From the archives: Food schmafety

Inspired by Effect Measure, I thought I'd dredge up an old snarky post since the Senate is about to join the House in gutting state food standards.

The bill would stop states from adding warnings that are different from federal rules. States currently add hundreds of extra warnings, indicating the presence of arsenic in water, mercury in fish, alcohol in candy, pesticides in vegetables and more.

So what justification does the repugnican congress have for removing warnings about the dangers of mercury to pregnant women, or the lead content of your kid's candy?

"Consumers across the country deserve a single set of science-based food warning requirements, not the confusing patchwork that we have today," said Rep. Marsha Blackburn, R-Tenn.

But wait, I thought this was the party of state's rights.....

"Food safety has been largely a matter of state law and oversight for well more than a century," the attorneys general wrote.
State and local officials perform about 80 percent of all food safety enforcement in the United States, they said.

I'd wager those state guidelines exist because the federal ones are too vague to begin with, and each state has different priorities for their food: obviously Montana and Washington don't need the same warning labels for salmon. The fish are going to be produced/processed in totally different manners and carry different health-associated risks. And since each state does 80% of the food testing, I am perfectly fine with differing standards because those standards are likely to be more stringent.

The GOP is in the pocket of corporations. They talk out one side of their mouth and vote from the other. So pass the tuna while I still know what's in it. Family values, my ass.

On the upside, now that the House has already voted to remove these warning labels, these products will no longer cause cancer in the state of California.

And since the new law requires states to petition the Federal Government to add additional information, we can trust that the government will do the right thing by denying the petition, thereby preventing these chemicals from ever causing cancer again!

More like this

Yeah. The party of 'states' rights'. I think that particular claim has long since landed in a large pile of horse manure. I can smell the stink from here ...

The GOP is in the pocket of corporations.

Both parties are in the pocket of corporations. They just have different ways of expressing it. If this measure makes it to a vote, don't be surprised to see the Dems voting for it in large numbers.

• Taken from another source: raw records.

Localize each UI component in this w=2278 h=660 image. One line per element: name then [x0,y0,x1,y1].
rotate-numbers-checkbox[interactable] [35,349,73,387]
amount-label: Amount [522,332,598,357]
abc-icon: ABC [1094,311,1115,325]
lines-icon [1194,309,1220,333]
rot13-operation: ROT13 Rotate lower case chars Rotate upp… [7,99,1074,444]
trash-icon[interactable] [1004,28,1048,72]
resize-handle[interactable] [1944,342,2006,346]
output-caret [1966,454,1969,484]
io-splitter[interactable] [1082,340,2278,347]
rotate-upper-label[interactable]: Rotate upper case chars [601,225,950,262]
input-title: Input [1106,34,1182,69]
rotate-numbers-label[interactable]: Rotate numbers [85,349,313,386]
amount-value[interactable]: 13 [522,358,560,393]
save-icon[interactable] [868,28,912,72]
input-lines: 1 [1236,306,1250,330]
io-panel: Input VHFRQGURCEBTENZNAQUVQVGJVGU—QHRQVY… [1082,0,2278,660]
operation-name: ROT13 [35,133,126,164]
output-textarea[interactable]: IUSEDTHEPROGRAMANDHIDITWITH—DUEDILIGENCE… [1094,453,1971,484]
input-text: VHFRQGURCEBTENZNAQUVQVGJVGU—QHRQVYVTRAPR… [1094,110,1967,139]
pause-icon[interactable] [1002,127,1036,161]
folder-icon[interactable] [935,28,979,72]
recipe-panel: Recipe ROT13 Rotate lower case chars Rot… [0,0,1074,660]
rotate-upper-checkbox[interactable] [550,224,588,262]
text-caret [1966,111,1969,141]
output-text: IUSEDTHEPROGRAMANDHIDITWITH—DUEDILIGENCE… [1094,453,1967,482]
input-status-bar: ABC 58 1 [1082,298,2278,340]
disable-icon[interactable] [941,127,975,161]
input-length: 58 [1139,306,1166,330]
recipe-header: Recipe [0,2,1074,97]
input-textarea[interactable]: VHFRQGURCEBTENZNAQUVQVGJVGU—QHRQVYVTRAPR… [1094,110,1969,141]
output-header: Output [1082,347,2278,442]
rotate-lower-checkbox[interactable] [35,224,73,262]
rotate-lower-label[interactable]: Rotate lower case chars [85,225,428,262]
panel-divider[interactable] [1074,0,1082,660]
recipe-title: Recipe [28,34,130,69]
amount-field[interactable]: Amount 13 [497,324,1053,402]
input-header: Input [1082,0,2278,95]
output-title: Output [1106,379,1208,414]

The corporations are actually not looking to increase sales by hiding potential "bad stuff". Its to save money by not having to have different packaging processes for their stuff just because of the location it goes to. If, say, a Californian distributor starts running low of stuff but a surplus is sitting in a distributor's warehouse in Montana, the company can't just have that distributor shipped the stuff to California to make up the difference. They have to recall the Montana product, relabel the whole batch, and then they can ship it to California, all at great expense particularly with the gas prices where they are and the loss of all that paper labelling from the first batch. If any excess remains, it can't go back to Montana without going through the same process over again.

So it is expensive to maintain the different standards for companies that have centralized their manufacturing (something originally done, of course, to "save costs").

Alcohol is one of those items where federal labelling has already overtaken the state's, and this was done mostly to save foreign suppliers money (not just German or Mexican beer, but more the hard liquior suppliers). The corporations are just asking that food within america be held to a similar standard.

I partially agree, but I think the federal standard itself is far too weak, and anytime a republican says that something will be based on "sound science", I know he's lying.

By Joe Shelby (not verified) on 30 Jul 2006 #permalink

Oddly, this is one of those instances where if the 17th amendment had never happened, this would have become a non-issue.

With a Senate appointed by state governments and truly representing each state's interests (they don't; they now represent the people of each state which is not the same thing), they could have hashed out a common standard that acknowledges each state's concerns and then the House and President could have just signed off on it if it wasn't too extreme (that old checks and balances thing).

but under the current system, the Senate remains not a means by which the states argue their cases but the just another layer for the "people" to be represented.